Le cardinal s'inclina.
—Et maintenant, qu'y a-t-il à faire, à votre avis? demanda le roi.
—Laissez-moi le reste de la nuit pour y penser, répliqua le cardinal, et, demain, nous en reparlerons.
—Mon cher Ruffo, dit le roi, n'oubliez pas que, si je ne vous fais pas premier ministre, c'est que je ne suis pas le maître.
—J'en suis si bien convaincu, sire, que, tout en ne l'étant pas, j'en ai la même reconnaissance à Votre Majesté que si je l'étais.
Et, saluant le roi avec son respect accoutumé, le cardinal sortit, laissant Sa Majesté pénétrée d'admiration pour lui.
LX
OÙ VANNI TOUCHE ENFIN AU BUT QU'IL
AMBITIONNAIT DEPUIS SI LONGTEMPS.
On se rappelle la recommandation qu'avait faite le roi Ferdinand dans une de ses lettres à la reine. Cette recommandation disait de ne point laisser languir en prison Nicolino Caracciolo et de presser le marquis Vanni, procureur fiscal, d'instruire le plus promptement possible son procès. Nos lecteurs ne se sont point trompés, nous l'espérons, à l'intention de la recommandation susdite, et ne lui ont rien reconnu de philanthropique.
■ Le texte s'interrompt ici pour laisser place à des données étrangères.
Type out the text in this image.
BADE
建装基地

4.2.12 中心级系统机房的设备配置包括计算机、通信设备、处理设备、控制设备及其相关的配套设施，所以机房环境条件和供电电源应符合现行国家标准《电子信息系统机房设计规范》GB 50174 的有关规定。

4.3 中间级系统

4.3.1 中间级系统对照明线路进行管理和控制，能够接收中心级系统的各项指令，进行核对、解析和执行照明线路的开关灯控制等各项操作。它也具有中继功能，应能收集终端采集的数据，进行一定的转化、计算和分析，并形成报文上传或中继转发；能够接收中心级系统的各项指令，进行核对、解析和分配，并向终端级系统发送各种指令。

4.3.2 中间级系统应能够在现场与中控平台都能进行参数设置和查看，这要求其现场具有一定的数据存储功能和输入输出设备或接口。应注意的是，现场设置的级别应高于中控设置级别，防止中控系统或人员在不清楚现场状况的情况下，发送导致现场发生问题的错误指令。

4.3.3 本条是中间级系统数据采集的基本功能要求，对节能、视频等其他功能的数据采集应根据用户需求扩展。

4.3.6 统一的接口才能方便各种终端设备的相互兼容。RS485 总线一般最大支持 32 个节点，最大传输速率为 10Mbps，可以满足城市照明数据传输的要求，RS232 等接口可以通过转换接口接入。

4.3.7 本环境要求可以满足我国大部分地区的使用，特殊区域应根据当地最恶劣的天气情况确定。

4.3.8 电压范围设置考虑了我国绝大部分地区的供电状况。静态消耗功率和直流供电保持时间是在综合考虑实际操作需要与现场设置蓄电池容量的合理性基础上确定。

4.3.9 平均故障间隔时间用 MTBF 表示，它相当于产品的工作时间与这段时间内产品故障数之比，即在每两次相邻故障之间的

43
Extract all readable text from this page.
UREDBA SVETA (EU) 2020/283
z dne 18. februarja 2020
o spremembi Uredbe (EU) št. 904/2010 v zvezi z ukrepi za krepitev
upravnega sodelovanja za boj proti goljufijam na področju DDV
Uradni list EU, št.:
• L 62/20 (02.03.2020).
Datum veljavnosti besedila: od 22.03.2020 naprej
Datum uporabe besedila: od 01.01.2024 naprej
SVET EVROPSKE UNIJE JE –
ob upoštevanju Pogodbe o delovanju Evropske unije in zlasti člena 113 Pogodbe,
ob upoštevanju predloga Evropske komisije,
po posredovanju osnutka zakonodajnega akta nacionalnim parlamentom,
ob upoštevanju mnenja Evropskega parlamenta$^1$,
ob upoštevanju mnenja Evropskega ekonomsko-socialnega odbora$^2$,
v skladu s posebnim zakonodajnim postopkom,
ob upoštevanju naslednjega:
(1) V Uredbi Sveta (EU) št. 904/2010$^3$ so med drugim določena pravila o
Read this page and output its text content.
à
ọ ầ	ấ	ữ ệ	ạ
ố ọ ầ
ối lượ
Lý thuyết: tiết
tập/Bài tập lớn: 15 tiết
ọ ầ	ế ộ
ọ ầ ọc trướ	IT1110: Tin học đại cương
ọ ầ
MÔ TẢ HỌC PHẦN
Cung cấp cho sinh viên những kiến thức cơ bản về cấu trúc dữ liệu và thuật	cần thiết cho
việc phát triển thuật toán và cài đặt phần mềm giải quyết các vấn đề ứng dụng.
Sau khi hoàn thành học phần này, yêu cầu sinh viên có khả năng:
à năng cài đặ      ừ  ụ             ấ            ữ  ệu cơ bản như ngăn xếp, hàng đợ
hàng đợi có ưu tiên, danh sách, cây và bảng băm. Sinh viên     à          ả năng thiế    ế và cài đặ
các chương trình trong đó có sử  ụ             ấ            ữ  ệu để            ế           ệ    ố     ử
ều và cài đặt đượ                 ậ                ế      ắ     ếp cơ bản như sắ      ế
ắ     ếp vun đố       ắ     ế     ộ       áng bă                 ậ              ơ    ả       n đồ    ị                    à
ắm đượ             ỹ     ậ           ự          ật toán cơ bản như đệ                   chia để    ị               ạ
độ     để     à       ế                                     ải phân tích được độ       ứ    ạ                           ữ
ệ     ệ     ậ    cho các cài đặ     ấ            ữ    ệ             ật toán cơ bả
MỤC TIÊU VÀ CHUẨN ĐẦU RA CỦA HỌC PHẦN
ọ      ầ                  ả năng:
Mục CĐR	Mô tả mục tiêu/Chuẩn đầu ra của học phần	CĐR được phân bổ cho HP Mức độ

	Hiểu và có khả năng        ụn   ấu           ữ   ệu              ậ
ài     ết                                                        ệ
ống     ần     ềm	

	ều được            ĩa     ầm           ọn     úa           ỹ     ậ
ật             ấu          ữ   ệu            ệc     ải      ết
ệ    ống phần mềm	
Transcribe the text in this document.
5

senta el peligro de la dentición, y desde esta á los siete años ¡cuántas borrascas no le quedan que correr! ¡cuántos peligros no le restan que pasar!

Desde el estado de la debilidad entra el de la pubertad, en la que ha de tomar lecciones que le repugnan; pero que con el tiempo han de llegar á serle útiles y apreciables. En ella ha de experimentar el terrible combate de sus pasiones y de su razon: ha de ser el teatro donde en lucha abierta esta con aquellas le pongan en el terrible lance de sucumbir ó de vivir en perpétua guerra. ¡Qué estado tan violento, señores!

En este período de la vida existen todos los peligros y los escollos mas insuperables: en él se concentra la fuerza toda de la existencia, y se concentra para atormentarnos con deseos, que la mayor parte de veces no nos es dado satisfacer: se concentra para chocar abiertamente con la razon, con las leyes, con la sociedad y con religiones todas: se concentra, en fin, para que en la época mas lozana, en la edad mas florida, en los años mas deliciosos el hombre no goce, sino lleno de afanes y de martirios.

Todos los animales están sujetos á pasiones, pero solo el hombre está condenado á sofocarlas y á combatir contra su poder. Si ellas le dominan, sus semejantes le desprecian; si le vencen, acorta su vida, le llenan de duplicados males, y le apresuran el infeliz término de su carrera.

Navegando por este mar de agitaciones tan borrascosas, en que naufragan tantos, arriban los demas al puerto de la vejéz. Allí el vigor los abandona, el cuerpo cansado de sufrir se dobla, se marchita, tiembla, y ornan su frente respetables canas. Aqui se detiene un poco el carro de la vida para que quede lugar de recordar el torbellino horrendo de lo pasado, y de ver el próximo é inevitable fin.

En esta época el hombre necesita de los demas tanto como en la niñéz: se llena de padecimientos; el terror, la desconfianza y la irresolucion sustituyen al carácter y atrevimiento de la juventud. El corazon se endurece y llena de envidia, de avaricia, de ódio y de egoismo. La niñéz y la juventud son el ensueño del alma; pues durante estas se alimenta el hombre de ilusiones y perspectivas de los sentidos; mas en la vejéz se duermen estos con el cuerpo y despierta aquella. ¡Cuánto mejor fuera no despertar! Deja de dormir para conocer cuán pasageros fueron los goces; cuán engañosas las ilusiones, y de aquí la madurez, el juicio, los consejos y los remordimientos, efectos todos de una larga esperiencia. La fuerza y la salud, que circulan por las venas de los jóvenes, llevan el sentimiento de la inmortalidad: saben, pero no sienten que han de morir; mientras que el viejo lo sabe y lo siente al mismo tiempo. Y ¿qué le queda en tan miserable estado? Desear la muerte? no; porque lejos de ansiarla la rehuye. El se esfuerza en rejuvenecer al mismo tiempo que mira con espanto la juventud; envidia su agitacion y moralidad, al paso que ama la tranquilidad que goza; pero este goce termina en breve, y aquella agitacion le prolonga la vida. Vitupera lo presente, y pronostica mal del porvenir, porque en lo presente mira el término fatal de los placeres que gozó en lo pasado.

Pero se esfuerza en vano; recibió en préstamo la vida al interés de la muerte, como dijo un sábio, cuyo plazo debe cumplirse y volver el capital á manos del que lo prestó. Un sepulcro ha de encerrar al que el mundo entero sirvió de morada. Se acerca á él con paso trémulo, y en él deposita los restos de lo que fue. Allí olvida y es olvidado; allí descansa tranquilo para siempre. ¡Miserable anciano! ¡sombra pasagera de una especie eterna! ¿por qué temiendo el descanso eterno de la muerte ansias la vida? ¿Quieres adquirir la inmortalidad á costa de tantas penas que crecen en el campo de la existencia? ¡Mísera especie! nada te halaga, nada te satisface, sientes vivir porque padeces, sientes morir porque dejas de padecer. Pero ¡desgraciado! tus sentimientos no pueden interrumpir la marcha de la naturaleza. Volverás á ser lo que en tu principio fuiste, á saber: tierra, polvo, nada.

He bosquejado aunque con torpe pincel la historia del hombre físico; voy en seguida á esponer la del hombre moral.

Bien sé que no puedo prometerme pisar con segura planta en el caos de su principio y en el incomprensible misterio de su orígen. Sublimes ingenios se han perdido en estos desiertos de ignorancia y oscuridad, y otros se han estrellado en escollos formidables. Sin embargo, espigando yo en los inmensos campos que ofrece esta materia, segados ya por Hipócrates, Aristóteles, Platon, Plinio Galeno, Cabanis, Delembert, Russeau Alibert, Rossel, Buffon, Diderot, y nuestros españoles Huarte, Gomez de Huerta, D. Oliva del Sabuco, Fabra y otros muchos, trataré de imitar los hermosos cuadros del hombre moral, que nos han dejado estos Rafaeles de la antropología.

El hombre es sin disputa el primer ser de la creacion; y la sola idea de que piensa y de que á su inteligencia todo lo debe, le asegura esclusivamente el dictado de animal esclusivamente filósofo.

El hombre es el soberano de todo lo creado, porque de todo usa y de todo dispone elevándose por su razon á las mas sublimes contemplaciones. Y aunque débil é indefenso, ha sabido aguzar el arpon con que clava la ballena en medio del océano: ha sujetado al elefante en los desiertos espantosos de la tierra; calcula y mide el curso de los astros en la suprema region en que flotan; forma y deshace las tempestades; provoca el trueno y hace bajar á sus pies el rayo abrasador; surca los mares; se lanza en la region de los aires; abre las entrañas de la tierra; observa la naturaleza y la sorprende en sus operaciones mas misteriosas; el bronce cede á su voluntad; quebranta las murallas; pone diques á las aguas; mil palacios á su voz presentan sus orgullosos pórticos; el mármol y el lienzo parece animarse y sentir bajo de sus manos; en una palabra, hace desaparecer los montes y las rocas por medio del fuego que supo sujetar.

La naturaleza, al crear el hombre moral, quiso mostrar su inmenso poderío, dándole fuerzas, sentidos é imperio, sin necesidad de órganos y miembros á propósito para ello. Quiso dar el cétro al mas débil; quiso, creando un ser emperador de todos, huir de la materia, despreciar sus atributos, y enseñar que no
Non! le roi avait, comme la reine, ses motifs de haine à lui: il se rappelait que l'élégant Nicolino Caracciolo, descendu du Pausilippe pour fêter, dans le golfe de Naples, Latouche-Tréville et ses marins, avait été un des premiers à offusquer ses yeux en abandonnant la poudre, en immolant sa queue aux idées nouvelles et en laissant pousser ses favoris, et qu'il avait enfin, un des premiers toujours à marcher dans la mauvaise voie, substitué insolemment le pantalon à la culotte courte.
En outre, Nicolino, on le sait, était frère du beau duc de Rocca-Romana, qui, à tort ou à raison, avait passé pour être l'objet d'un de ces nombreux et rapides caprices de la reine, non enregistrés par l'histoire, qui dédaigne ces sortes de détails, mais constatés par la chronique scandaleuse des cours qui en vit; or, le roi ne pouvait se venger du duc de Rocca-Romana, qui n'avait pas changé un bouton à son costume, ne s'était rien coupé, ne s'était rien laissé pousser, et, par conséquent, était resté dans les plus strictes règles de l'étiquette; il n'était donc pas fâché,—un mari si débonnaire qu'il soit ayant toujours quelque rancune contre les amants de sa femme,—il n'était donc pas fâché, n'ayant point de prétexte plausible pour se venger du frère aîné, d'en rencontrer un pour se venger du frère cadet. D'ailleurs, comme titre personnel à l'antipathie du roi, Nicolino Caracciolo était entaché du péché originel d'avoir une Française pour mère, et, de plus, étant déjà à moitié Français de naissance, d'être encore tout à fait Français d'opinion.